The first tale by Stephanie Phillips presents a Green Arrow that is the Robin Hood of his medieval world and a Black Canary that is closer to Barb Wire than the Dinah Lance we know, running a nightclub in a dystopian urban jungle. The second story by Dennis Culver features an Oliver Queen who fights crime in an armored suit ala Tony Stark and a Dinah Lance who fights crime as a futuristic cop ala Judge Dredd, as one of the Birds of P.R.E.Y. – an acronym that goes sadly undefined.
Both stories are fun and sure to please those long-starved Black Canary and Green Arrow fans wishing DC Comics would give them a monthly title again. Despite this, it feels like more could have been done with the revelation that Dark Crisis‘ chief villain Pariah kept having to rebuild the universal prisons meant to contain Green Arrow and Black Canary because they both kept escaping to be with one another. At the very least, we could have seen more of the many different Earths Pariah fashioned instead of just seeing several different versions of the two heroes in a line-up.
The artwork is serviceable, if not quite outstanding. Clayton Henry utilizes light inks to offer a brighter, classic style that equally suits both the worlds depicted in the first story, with the crisp colors of Marcelo Maiolo adding distinctive visual differences between both settings. The colors of Romulo Fajardo Jr. in the second story are not so complex and Nik Virella’s rougher aesthetic, while suitable to the grit of the second Canary Earth, seems out of place elsewhere.

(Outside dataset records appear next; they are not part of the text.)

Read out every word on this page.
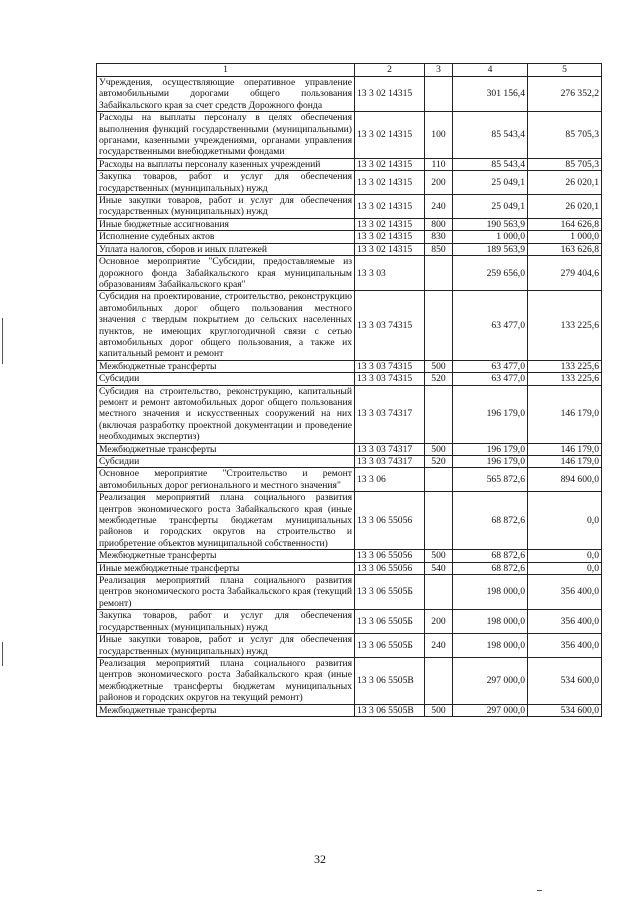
1	2	3	4	5
Учреждения, осуществляющие оперативное управление автомобильными дорогами общего пользования Забайкальского края за счет средств Дорожного фонда	13 3 02 14315		301 156,4	276 352,2
Расходы на выплаты персоналу в целях обеспечения выполнения функций государственными (муниципальными) органами, казенными учреждениями, органами управления государственными внебюджетными фондами	13 3 02 14315	100	85 543,4	85 705,3
Расходы на выплаты персоналу казенных учреждений	13 3 02 14315	110	85 543,4	85 705,3
Закупка товаров, работ и услуг для обеспечения государственных (муниципальных) нужд	13 3 02 14315	200	25 049,1	26 020,1
Иные закупки товаров, работ и услуг для обеспечения государственных (муниципальных) нужд	13 3 02 14315	240	25 049,1	26 020,1
Иные бюджетные ассигнования	13 3 02 14315	800	190 563,9	164 626,8
Исполнение судебных актов	13 3 02 14315	830	1 000,0	1 000,0
Уплата налогов, сборов и иных платежей	13 3 02 14315	850	189 563,9	163 626,8
Основное мероприятие "Субсидии, предоставляемые из дорожного фонда Забайкальского края муниципальным образованиям Забайкальского края"	13 3 03		259 656,0	279 404,6
Субсидия на проектирование, строительство, реконструкцию автомобильных дорог общего пользования местного значения с твердым покрытием до сельских населенных пунктов, не имеющих круглогодичной связи с сетью автомобильных дорог общего пользования, а также их капитальный ремонт и ремонт	13 3 03 74315		63 477,0	133 225,6
Межбюджетные трансферты	13 3 03 74315	500	63 477,0	133 225,6
Субсидии	13 3 03 74315	520	63 477,0	133 225,6
Субсидия на строительство, реконструкцию, капитальный ремонт и ремонт автомобильных дорог общего пользования местного значения и искусственных сооружений на них (включая разработку проектной документации и проведение необходимых экспертиз)	13 3 03 74317		196 179,0	146 179,0
Межбюджетные трансферты	13 3 03 74317	500	196 179,0	146 179,0
Субсидии	13 3 03 74317	520	196 179,0	146 179,0
Основное мероприятие "Строительство и ремонт автомобильных дорог регионального и местного значения"	13 3 06		565 872,6	894 600,0
Реализация мероприятий плана социального развития центров экономического роста Забайкальского края (иные межбюдетные трансферты бюджетам муниципальных районов и городских округов на строительство и приобретение объектов муниципальной собственности)	13 3 06 55056		68 872,6	0,0
Межбюджетные трансферты	13 3 06 55056	500	68 872,6	0,0
Иные межбюджетные трансферты	13 3 06 55056	540	68 872,6	0,0
Реализация мероприятий плана социального развития центров экономического роста Забайкальского края (текущий ремонт)	13 3 06 5505Б		198 000,0	356 400,0
Закупка товаров, работ и услуг для обеспечения государственных (муниципальных) нужд	13 3 06 5505Б	200	198 000,0	356 400,0
Иные закупки товаров, работ и услуг для обеспечения государственных (муниципальных) нужд	13 3 06 5505Б	240	198 000,0	356 400,0
Реализация мероприятий плана социального развития центров экономического роста Забайкальского края (иные межбюджетные трансферты бюджетам муниципальных районов и городских округов на текущий ремонт)	13 3 06 5505В		297 000,0	534 600,0
Межбюджетные трансферты	13 3 06 5505В	500	297 000,0	534 600,0
32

As a fan of Black Canary and Green Arrow, I loved this issue. I must admit, however, that there’s little to hold the interest of those who aren’t already fans of Black Canary and Green Arrow. There’s no grand revelations about Dark Crisis that make it essential reading for the collectors and continuity buffs. It is, however, a good love story, for those who enjoy those.